§ Mr. MilburnTo ask the Chancellor of the Exchequer, pursuant to his answer of 30 June,Official Report, column 467, what is the expected loss of United Kingdom revenues from tobacco duties arising from the removal of fiscal frontiers; what increased level of tobacco imports this represents; and what action he will take in response to these changes.
§ Sir John Cope[holding answer 5 November 1992]: The removal of fiscal frontiers will improve trade opportunities for both imports and exports. However, commercial imports of tobacco and other excise goods will remain subject to United Kingdom rates of duty before they can be sold in the United Kingdom and there will therefore be no change in the volume of commercial imports or exports arising from the difference between United Kingdom rates of duty and duties in other member states.

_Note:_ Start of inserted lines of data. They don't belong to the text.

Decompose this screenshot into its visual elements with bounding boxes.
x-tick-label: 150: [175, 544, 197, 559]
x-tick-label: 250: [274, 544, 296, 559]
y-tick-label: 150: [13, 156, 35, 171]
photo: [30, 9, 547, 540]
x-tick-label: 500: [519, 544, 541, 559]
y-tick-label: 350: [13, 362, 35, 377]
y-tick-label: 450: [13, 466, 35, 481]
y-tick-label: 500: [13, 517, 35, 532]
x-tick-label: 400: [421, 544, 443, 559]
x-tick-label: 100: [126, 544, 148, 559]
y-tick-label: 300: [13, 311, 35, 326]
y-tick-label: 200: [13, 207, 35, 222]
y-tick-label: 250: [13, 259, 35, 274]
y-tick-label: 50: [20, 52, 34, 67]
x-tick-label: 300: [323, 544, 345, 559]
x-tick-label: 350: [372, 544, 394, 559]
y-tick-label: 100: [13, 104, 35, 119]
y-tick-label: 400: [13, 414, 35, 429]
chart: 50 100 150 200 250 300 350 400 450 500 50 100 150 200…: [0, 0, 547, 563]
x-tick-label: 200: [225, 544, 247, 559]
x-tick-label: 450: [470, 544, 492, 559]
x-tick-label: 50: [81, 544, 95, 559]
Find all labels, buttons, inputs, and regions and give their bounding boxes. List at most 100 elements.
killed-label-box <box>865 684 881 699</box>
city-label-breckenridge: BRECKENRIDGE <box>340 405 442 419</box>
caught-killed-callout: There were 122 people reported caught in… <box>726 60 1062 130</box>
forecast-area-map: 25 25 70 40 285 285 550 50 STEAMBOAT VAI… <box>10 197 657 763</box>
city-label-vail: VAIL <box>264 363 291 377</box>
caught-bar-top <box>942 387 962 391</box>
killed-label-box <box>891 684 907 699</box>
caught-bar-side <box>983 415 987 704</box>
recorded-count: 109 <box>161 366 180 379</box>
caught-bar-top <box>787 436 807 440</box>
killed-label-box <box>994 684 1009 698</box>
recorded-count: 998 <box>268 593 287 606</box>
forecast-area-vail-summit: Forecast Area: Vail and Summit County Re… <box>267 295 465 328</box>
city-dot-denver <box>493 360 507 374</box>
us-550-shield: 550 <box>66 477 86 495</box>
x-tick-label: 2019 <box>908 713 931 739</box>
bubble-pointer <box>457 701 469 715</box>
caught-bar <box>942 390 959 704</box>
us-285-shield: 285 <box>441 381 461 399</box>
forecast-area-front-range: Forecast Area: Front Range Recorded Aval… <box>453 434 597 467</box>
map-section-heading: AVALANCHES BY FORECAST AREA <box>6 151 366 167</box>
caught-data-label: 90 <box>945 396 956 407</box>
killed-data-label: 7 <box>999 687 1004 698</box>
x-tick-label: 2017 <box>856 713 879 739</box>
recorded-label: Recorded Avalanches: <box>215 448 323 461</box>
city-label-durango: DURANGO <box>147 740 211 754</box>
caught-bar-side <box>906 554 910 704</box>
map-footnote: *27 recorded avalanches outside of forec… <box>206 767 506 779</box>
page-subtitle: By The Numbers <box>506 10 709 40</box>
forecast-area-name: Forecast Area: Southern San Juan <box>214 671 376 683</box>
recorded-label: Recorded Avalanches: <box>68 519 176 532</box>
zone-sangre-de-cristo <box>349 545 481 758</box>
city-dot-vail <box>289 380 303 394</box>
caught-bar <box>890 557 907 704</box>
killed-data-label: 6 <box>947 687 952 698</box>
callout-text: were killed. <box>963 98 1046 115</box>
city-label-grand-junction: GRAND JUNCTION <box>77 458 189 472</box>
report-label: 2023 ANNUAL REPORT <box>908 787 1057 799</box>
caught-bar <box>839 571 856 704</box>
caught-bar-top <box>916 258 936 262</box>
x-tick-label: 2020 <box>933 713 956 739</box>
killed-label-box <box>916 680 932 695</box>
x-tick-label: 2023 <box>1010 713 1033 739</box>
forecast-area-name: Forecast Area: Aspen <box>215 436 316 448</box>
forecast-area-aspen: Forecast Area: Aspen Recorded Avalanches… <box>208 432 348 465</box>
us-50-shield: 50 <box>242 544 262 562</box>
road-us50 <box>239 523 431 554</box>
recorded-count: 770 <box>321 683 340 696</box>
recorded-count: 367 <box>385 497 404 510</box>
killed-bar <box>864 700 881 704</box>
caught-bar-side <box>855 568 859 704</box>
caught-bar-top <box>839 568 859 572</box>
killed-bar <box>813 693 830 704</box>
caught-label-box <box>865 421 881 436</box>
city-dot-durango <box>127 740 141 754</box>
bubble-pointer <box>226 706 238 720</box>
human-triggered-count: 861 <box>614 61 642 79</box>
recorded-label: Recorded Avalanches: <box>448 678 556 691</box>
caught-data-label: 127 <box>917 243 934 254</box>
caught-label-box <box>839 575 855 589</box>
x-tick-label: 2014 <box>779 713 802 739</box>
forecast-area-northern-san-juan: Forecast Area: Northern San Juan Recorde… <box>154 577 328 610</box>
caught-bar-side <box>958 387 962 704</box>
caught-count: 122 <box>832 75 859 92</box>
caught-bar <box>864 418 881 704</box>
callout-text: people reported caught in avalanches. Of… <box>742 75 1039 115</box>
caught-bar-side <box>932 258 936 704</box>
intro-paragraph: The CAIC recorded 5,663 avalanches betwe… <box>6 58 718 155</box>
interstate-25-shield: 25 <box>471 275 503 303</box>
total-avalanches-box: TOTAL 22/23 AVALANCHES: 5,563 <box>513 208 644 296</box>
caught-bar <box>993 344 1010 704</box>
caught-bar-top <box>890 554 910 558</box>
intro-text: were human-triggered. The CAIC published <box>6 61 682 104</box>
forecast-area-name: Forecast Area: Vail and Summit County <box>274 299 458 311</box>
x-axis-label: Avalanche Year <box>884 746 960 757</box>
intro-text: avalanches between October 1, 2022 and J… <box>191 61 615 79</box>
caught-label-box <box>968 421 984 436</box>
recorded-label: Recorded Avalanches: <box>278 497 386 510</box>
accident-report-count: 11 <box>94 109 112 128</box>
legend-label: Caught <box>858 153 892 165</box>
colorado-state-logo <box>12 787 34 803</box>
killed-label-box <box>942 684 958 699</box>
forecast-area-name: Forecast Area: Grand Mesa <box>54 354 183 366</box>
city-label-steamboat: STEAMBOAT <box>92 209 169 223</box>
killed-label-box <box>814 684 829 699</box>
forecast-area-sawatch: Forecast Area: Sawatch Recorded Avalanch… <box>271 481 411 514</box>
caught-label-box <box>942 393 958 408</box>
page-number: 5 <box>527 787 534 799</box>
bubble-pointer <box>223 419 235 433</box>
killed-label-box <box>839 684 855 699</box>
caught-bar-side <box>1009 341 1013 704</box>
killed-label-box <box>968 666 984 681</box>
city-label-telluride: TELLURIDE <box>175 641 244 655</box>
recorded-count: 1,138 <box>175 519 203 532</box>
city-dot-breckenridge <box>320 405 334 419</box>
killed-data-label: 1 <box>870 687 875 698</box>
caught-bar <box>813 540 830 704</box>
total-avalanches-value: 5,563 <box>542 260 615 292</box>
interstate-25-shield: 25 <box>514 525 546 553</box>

The removal of fiscal frontiers is expected to result in an increase in levels of cross border shopping for personal consumption. An estimate of £250 million for the revenue loss associated with personal importation of all excise goods was included in my right hon. Friend's 1992 Budget judgment—see "Budget Report and Financial Statement 1992–93", page 56.
To adapt to the new circumstances of the single market, Customs have developed a new control strategy based on flexible anti-smuggling teams. As the focus of controls on EC trade is moved away from the physical frontiers, these mobile teams acting on intelligence, focused risk assessment and profiling will replace traditional systematic Customs checks at ports and airports.